WHAT PARENTS & PUPILS MUST KNOW!
September 2009 - THE FACTS
Parents you must be aware of the following from a Parkview teacher's perspective with 3 full weeks to end of term:
- Our rise in standards to above national average A* - C results and the successes of Thorncliffe and Alfred Barrow will be compromised if the Academy plan is implemented without thoroughly observing and taking on board current best practice within the three identified schools.
- At no point have current staff been observed in the classroom or spoken to on a professional basis about their skills and classroom practices. Much of the expertise will be sacrificed.
- It would seem that the Academy process is very much ‘out with the old and in with the new’. This may work in failing schools but it seems catastrophic to ignore the workings of a thriving learning community.
- The Academy vision – many promises made of world class education/establishment but little reference is made to a real forward looking or inspirational curriculum.
- There appears to be nothing tangible behind the visionary thinking and it will fall firmly in the laps of the teaching staff to pull a curriculum together for delivery in September.
- Teaching staff posts have not been finalised, it will be at least three more weeks before we will be able to start working within our new teams which will leave approximately 2 weeks to work on the Academy programme.
- There is no timetable, no groupings and no confirmation of who will be attending which site or which teachers are likely to populate those sites.
- We would normally begin this process much earlier in the year – a full restructure would take at least an academic year to plan, appraise and implement.
- A world class establishment will not happen in the near future. In the meantime, pupils will undoubtedly suffer.
- Alternative curriculum for SEN and Gifted & Talented as above, are not in existence –
- There is a distinct lack of information available to all stakeholders, misleading information and lies.
- Pupils feeling insecure due to uncertainty of who will teach them (especially Y10)
- Staff insecurity – which site will they be attached to? Teachers will effectively have to start again from scratch if placed at other campus with children that they have never taught before.
- Admissions policy failings.
- Consultation process was cursory – pupil, parent and staff voices not heard.
- Little or no transition work with year 6 pupils and parents
- Appalling treatment of staff and devastating loss of experienced, committed staff
- Some teaching staff and all support/office/maintenance staff etc still not matched to posts
- Functioning on two sites with one staff structure
- No budget in place for resourcing subject areas within the two campuses to enable the equality of learning experience that the Academy strives for and promises, as we currently do not share the same access to teaching resources.
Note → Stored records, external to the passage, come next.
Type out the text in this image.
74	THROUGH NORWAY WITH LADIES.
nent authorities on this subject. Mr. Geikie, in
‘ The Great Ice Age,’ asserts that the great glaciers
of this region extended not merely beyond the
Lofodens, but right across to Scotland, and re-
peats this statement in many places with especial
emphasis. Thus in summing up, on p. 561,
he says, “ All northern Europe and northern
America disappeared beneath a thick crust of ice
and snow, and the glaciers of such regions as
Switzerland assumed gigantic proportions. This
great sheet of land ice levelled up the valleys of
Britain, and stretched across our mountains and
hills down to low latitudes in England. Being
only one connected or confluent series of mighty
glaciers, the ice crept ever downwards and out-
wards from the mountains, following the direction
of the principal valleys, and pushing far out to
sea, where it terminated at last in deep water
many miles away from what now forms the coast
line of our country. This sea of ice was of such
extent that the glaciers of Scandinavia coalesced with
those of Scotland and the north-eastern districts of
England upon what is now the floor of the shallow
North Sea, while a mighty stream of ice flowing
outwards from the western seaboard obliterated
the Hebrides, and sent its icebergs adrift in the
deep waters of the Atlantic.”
- With a funding agreement as yet unsigned the budget is unavailable.
- Option process (as described by the Academy team) – lets the most academic down by limiting their choices to mainly block 1 and to some extent block 2.
- If a BTEC is chosen from one of the less academic pathways, other more academic subjects cannot be chosen alongside. Oversubscription to some courses has resulted in selection of pupils based on prior performance – is this inclusive?
- Some pupils will be taught option subjects at another campus (as would seem realistic), but which again proves that provision at each campus will not be matched as promised.
- Behaviour policy – leaves onus on the classroom teacher and is far removed from the policies that currently work well within Parkview. It does not seem to be based upon a structured system of agreed boundaries with use of praise and sanctions that the pupils have contributed to. This is not a progressive move, and will lead to disruption
- It would seem that the reason why we are involved in the Academy process is that we were identified as a failing school (CCC) and that Building Schools for the Future money was not available.
- The truth is, we are not a failing school and BSF money is available to South Cumbria schools. Importantly, this means that our current schools could benefit from a refurbishment programme and remain as they are.